A magnificent pair of gilt-bronze mounted Chinese crackle glaze celadon pot pourri vases are expected to reach £800,000 to £1,200,000. The vases, were made between 1745 and 1749. They featured in the private collections of master couturier Nicolay and most recently, that of Dimitri Mavrommatis.

Appearing at auction for the first time, Sotheby’s to offer a rediscovered pair of majestic gilt-bronze-mounted Urals red jasper ewers by François Rémond (estimate £400,000 - £600,000), c.1780. Rémond was one of the most celebrated bronziers during the reign of Louis XVI, working for a distinguished clientele that included Queen Marie-Antoinette. A pair of identically mounted vases is illustrated in the Bedroom in the Peterhof Palace in Russia. Another identical vase depicted in a portrait of Empress Elisabeth Alexeïvna, suggests they may have been part of the same garniture.

Believed to have been made, possibly as a diplomatic gift, for Count (“Prince”) Michele Pignatelli, Neapolitan ambassador to France, a pair of French silver wine coolers with matching soup tureen, cover and stand are estimated to reach £500,000 - £800,000.
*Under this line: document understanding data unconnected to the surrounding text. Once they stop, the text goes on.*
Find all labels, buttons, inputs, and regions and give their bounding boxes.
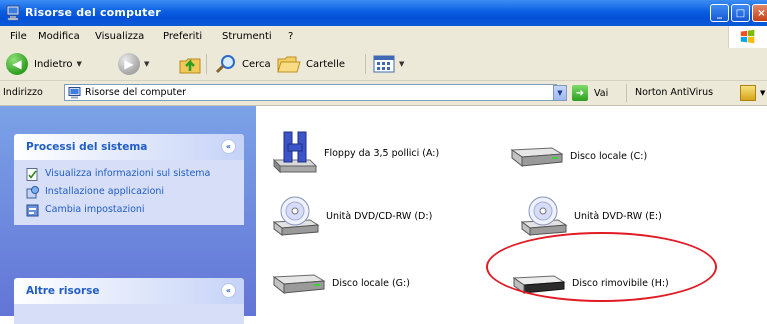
hard-disk-icon bbox=[272, 274, 326, 295]
system-info-icon bbox=[26, 168, 38, 181]
search-icon bbox=[215, 55, 235, 74]
drive-label: Unità DVD/CD-RW (D:) bbox=[326, 210, 433, 222]
task-label: Installazione applicazioni bbox=[45, 186, 165, 197]
system-tasks-body: Visualizza informazioni sul sistema Inst… bbox=[14, 160, 244, 225]
drive-a[interactable]: Floppy da 3,5 pollici (A:) bbox=[270, 130, 439, 176]
menu-file[interactable]: File bbox=[10, 31, 27, 42]
views-icon bbox=[373, 55, 395, 73]
folders-button[interactable]: Cartelle bbox=[276, 52, 345, 76]
windows-logo bbox=[728, 26, 767, 48]
search-label: Cerca bbox=[242, 58, 271, 70]
menu-modifica[interactable]: Modifica bbox=[38, 31, 80, 42]
forward-dropdown-icon[interactable]: ▼ bbox=[144, 60, 149, 68]
forward-arrow-icon: ▶ bbox=[118, 53, 140, 75]
address-dropdown-icon[interactable]: ▼ bbox=[553, 85, 567, 101]
menu-preferiti[interactable]: Preferiti bbox=[163, 31, 202, 42]
back-button[interactable]: ◀ Indietro ▼ bbox=[6, 52, 82, 76]
add-remove-icon bbox=[26, 186, 39, 199]
drive-c[interactable]: Disco locale (C:) bbox=[508, 142, 647, 170]
drive-label: Unità DVD-RW (E:) bbox=[574, 210, 662, 222]
task-label: Visualizza informazioni sul sistema bbox=[45, 168, 211, 179]
floppy-drive-icon bbox=[272, 131, 318, 174]
control-panel-icon bbox=[26, 204, 39, 217]
back-label: Indietro bbox=[34, 58, 73, 70]
system-tasks-header[interactable]: Processi del sistema « bbox=[14, 134, 244, 160]
hard-disk-icon bbox=[510, 147, 564, 168]
address-value: Risorse del computer bbox=[85, 87, 187, 98]
menu-bar: File Modifica Visualizza Preferiti Strum… bbox=[0, 26, 767, 49]
address-bar: Indirizzo Risorse del computer ▼ ➜ Vai N… bbox=[0, 81, 767, 106]
collapse-chevron-icon[interactable]: « bbox=[221, 139, 236, 154]
my-computer-icon bbox=[68, 87, 81, 99]
highlight-circle-annotation bbox=[486, 232, 717, 302]
system-tasks-panel: Processi del sistema « Visualizza inform… bbox=[14, 134, 244, 225]
drive-label: Disco locale (G:) bbox=[332, 277, 410, 289]
window-title: Risorse del computer bbox=[25, 6, 161, 19]
norton-dropdown-icon[interactable]: ▼ bbox=[760, 89, 765, 97]
my-computer-icon bbox=[6, 5, 20, 21]
drive-label: Floppy da 3,5 pollici (A:) bbox=[324, 147, 440, 159]
folders-icon bbox=[277, 56, 301, 73]
main-content: Processi del sistema « Visualizza inform… bbox=[0, 106, 767, 324]
toolbar-separator bbox=[365, 54, 366, 74]
menu-help[interactable]: ? bbox=[288, 31, 293, 42]
norton-antivirus-icon[interactable] bbox=[740, 85, 756, 101]
task-change-settings[interactable]: Cambia impostazioni bbox=[26, 204, 234, 217]
maximize-button[interactable]: □ bbox=[731, 4, 750, 22]
menu-visualizza[interactable]: Visualizza bbox=[95, 31, 144, 42]
windows-flag-icon bbox=[740, 29, 755, 44]
folders-label: Cartelle bbox=[306, 58, 346, 70]
minimize-button[interactable]: _ bbox=[710, 4, 729, 22]
address-label: Indirizzo bbox=[3, 87, 43, 98]
task-label: Cambia impostazioni bbox=[45, 204, 145, 215]
other-places-title: Altre risorse bbox=[26, 285, 100, 297]
address-separator bbox=[626, 84, 627, 102]
drive-label: Disco locale (C:) bbox=[570, 150, 648, 162]
up-folder-icon bbox=[179, 58, 201, 74]
task-pane: Processi del sistema « Visualizza inform… bbox=[0, 106, 256, 324]
drive-d[interactable]: Unità DVD/CD-RW (D:) bbox=[270, 194, 432, 238]
address-input[interactable]: Risorse del computer bbox=[64, 84, 557, 101]
other-places-body bbox=[14, 304, 244, 324]
views-dropdown-icon[interactable]: ▼ bbox=[399, 60, 404, 68]
other-places-panel: Altre risorse « bbox=[14, 278, 244, 324]
go-arrow-icon: ➜ bbox=[572, 85, 588, 101]
title-bar[interactable]: Risorse del computer _ □ × bbox=[0, 0, 767, 26]
back-dropdown-icon[interactable]: ▼ bbox=[77, 60, 82, 68]
other-places-header[interactable]: Altre risorse « bbox=[14, 278, 244, 304]
views-button[interactable]: ▼ bbox=[373, 52, 404, 76]
go-label: Vai bbox=[594, 87, 609, 99]
menu-strumenti[interactable]: Strumenti bbox=[222, 31, 272, 42]
system-tasks-title: Processi del sistema bbox=[26, 141, 148, 153]
norton-antivirus-label[interactable]: Norton AntiVirus bbox=[635, 87, 713, 98]
back-arrow-icon: ◀ bbox=[6, 53, 28, 75]
cd-drive-icon bbox=[272, 196, 320, 236]
search-button[interactable]: Cerca bbox=[214, 52, 271, 76]
drive-g[interactable]: Disco locale (G:) bbox=[270, 269, 410, 297]
collapse-chevron-icon[interactable]: « bbox=[221, 283, 236, 298]
task-add-remove-programs[interactable]: Installazione applicazioni bbox=[26, 186, 234, 199]
up-folder-button[interactable] bbox=[178, 52, 202, 76]
task-view-system-info[interactable]: Visualizza informazioni sul sistema bbox=[26, 168, 234, 181]
standard-toolbar: ◀ Indietro ▼ ▶ ▼ Cerca Cartelle ▼ bbox=[0, 48, 767, 81]
toolbar-separator bbox=[206, 54, 207, 74]
cd-drive-icon bbox=[520, 196, 568, 236]
forward-button[interactable]: ▶ ▼ bbox=[118, 52, 149, 76]
close-button[interactable]: × bbox=[752, 4, 767, 22]
go-button[interactable]: ➜ Vai bbox=[572, 85, 608, 101]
Made in Paris between 1783-1785 by Jacques-Charles Mongenot, they bear the extremely rare ‘Gratis’ discharge mark, whose use could only be authorised by the French King. The tureen is one of a set of four. The other examples are held in the Gulbenkian museum, Lisbon, the Toledo Museum of Art and the Winterthur Museum in Delaware.

Appearing for the first time at auction since 1853, the sale also features two magnificent surtouts de table commissioned for the Duc D’Orléans’ Dining Room in the Pavillon de Marsan, Tuileries, in 1839. Estimated to reach £120,000-£150,000, these two-tone gilt and silvered bronze hardstone centrepieces are inlaid with semi-precious jewels. They were designed by Aimé Chenevard and a number of distinguished artists and bronziers, collaborated on their manufacture.

*Estimates do not include buyer’s premium


A Royal Gilt-Bronze-Mounted Sèvres Fond Violet Porcelain Vase Ovoïde, the bronzes attributed to Jean-Claude Chambellan Duplessis, Louis XVI, c.1768. Estimate: £50,000 - £80,000. Photo: Sotheby's.